Memleketin kaydadeğer kalem erbablarından Tanıl Bora, şu sıralar herhalde asıl meşgalesinden ziyade futbol yazarlığı ile meşhur olsa gerektir. Birikim dergisinin daimi yazarlarından olan Tanıl Bora, münhasıran sol, siyaset, etsinite konularında kitap ve makaleler kaleme almış bir isimdir. İmzasını Radikal'in spor sayfasında görünce önceleri isim benzerliği sanmıştım. Bu yazılarında Tanıl Bora, "üç büyükler" temasının dışına çıkmaya hususen itina eden kıymetli futbol kritikleriyle, bu işten ekmek yiyen nice dinozora ders veriyor gibiydi âdetâ. Spor sayfalarında misline pek tesadüf etmediğimiz lezzette, güzel tenkidlerdi bunlar.
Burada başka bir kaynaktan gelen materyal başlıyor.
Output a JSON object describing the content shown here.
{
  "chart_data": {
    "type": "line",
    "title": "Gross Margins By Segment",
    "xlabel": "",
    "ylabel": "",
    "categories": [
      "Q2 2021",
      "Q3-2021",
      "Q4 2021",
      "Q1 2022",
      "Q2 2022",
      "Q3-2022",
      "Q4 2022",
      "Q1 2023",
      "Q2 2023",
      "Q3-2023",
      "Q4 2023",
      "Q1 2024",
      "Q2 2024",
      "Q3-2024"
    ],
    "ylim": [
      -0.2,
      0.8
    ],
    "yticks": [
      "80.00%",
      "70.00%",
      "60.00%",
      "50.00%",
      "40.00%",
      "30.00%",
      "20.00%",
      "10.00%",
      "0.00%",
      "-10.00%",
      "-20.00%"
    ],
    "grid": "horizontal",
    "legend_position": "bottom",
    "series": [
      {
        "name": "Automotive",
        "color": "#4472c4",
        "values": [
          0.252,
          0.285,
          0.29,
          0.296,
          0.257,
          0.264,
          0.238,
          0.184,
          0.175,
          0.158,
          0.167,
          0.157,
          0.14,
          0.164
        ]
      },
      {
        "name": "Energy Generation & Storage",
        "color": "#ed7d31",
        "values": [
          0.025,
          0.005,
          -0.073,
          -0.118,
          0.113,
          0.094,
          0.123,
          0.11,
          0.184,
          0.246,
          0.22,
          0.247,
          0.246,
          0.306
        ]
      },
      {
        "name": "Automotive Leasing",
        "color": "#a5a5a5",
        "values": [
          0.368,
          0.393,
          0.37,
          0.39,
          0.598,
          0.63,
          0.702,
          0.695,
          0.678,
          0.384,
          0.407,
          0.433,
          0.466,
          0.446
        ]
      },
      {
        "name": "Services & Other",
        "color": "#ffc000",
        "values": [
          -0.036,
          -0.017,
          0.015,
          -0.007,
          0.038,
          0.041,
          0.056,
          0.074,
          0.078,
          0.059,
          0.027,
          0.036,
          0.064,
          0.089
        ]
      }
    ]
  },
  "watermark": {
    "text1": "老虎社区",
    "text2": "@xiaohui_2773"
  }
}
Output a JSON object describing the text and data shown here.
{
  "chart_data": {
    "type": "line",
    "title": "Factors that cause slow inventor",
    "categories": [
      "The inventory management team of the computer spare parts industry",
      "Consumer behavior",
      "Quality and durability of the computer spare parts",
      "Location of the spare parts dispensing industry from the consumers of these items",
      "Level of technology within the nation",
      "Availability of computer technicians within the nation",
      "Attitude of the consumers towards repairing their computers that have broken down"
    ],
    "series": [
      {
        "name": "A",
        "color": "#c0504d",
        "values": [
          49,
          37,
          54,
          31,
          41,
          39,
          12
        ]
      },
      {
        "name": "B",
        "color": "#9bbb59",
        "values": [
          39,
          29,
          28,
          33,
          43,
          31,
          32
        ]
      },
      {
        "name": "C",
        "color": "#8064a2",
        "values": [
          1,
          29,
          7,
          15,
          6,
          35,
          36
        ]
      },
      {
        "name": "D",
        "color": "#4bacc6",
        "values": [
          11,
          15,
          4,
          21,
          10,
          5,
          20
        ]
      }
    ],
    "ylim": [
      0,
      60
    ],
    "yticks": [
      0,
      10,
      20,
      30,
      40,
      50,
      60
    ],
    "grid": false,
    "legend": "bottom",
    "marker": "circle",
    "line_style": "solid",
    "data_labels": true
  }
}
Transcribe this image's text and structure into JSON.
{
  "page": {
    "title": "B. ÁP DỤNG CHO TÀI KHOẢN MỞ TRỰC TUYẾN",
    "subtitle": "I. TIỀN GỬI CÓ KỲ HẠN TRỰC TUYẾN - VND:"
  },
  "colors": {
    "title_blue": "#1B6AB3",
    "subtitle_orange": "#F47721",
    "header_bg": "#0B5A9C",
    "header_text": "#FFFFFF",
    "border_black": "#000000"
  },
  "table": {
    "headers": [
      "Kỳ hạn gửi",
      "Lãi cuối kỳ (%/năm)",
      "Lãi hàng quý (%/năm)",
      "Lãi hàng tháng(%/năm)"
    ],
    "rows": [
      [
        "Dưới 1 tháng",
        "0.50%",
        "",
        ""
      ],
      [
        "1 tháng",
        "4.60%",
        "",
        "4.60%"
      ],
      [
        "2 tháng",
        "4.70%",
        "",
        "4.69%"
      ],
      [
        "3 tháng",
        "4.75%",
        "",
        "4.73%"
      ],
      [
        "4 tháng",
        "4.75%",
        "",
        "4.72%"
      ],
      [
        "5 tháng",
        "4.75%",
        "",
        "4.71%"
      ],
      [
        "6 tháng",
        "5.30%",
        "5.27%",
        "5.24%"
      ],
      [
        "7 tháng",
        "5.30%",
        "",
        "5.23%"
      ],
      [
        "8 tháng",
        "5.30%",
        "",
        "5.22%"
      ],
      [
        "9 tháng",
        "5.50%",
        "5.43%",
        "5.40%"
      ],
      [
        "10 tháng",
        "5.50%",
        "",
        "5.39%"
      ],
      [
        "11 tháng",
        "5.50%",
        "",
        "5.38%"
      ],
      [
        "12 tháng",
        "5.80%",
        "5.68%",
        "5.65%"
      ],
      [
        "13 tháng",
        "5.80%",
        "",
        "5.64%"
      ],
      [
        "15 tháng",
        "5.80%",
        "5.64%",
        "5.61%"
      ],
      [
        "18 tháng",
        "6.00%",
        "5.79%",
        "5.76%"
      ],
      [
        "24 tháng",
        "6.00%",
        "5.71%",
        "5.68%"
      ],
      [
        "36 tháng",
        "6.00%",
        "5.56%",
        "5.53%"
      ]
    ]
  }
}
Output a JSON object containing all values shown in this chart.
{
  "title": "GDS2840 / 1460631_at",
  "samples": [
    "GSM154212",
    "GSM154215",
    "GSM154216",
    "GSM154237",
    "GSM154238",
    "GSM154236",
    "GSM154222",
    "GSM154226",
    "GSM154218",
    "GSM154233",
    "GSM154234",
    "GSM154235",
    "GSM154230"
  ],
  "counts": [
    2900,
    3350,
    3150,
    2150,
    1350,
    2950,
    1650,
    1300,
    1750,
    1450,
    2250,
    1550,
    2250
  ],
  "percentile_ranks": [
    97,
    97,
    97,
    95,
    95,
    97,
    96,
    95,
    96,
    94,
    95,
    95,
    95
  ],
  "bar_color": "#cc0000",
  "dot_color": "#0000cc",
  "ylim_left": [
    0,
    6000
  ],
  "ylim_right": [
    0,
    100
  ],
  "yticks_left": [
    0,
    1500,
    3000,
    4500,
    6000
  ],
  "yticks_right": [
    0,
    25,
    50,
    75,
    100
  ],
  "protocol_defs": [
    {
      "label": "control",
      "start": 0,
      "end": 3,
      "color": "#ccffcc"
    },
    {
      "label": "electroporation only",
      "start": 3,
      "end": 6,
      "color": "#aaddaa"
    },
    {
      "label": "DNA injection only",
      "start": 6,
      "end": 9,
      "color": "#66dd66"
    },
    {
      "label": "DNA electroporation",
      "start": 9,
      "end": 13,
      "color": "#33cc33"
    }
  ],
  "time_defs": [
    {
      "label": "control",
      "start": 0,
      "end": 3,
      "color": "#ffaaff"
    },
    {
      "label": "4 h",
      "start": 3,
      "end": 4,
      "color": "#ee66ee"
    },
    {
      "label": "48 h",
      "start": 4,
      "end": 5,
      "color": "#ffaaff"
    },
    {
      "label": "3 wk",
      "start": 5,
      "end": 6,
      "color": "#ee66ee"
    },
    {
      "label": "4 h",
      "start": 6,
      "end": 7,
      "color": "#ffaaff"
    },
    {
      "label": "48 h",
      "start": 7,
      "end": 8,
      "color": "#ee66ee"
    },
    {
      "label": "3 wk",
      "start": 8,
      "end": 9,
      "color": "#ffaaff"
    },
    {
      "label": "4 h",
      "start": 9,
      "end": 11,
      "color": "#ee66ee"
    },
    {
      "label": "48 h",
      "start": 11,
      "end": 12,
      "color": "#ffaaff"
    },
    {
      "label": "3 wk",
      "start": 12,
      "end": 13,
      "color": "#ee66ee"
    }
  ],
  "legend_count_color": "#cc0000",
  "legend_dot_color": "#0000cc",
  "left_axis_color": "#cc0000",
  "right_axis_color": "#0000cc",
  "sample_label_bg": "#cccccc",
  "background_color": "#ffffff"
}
Tanıl Bora meğer bir taraftan, beş seneden beri "Gençlerbirliği Tarihi" yazmakla meşgul imiş. Kitabın adı ismiyle müsemmâ: "Ankara Rüzgârı". kapağında üç mânidar rengin hâkim olduğu bir futbol "enstantane"si yer alıyor: Kırmızı, siyah ve yeşil.

Gençlerbirliği Tarihi!

412 sayfalık hacimli kitabın daha ilk sayfalarında, "keşke her spor kulübünün Tanıl Bora gibi bir taraftarı olsa" diye geçti içimden. Kendisiyle birkaç defa ayaküstü sohbet etmişliğimiz var, yakından tanımam ama eminim ki Ankaralı'dır; ne var ki beş yıllık emek ve göznurunun eseri olan kitaba kim imza koysa, doğma büyüme Ankaralı olurdu. Şehir ruhu, biraz da şehir kitaplarında saklıdır çünkü ve bu kitap, "Ankara Kütüphanesi"ne konulabilecek en güzel eserlerden birini teşkil ediyor. Dikkatli gözler, kitabın içinde sadece Gençlerbirliği'nin değil, Ankara'nın da 80 yıllık geçmişinden mânidar izler bulacaklardır.

Kitaptan zevk almak için Ankaralı olmak da gerekmiyor, çünkü roman gibi akıcı bir üslûpla, hatta heyecanla okunabilecek bir eser bu.

Bu kadar kusur, kadı kızında da olur deyip geçmeyeceğim; bir "tarih" kitabı için çok gerekli olan indeksi yok eserin; ikinci baskısına inşaallah.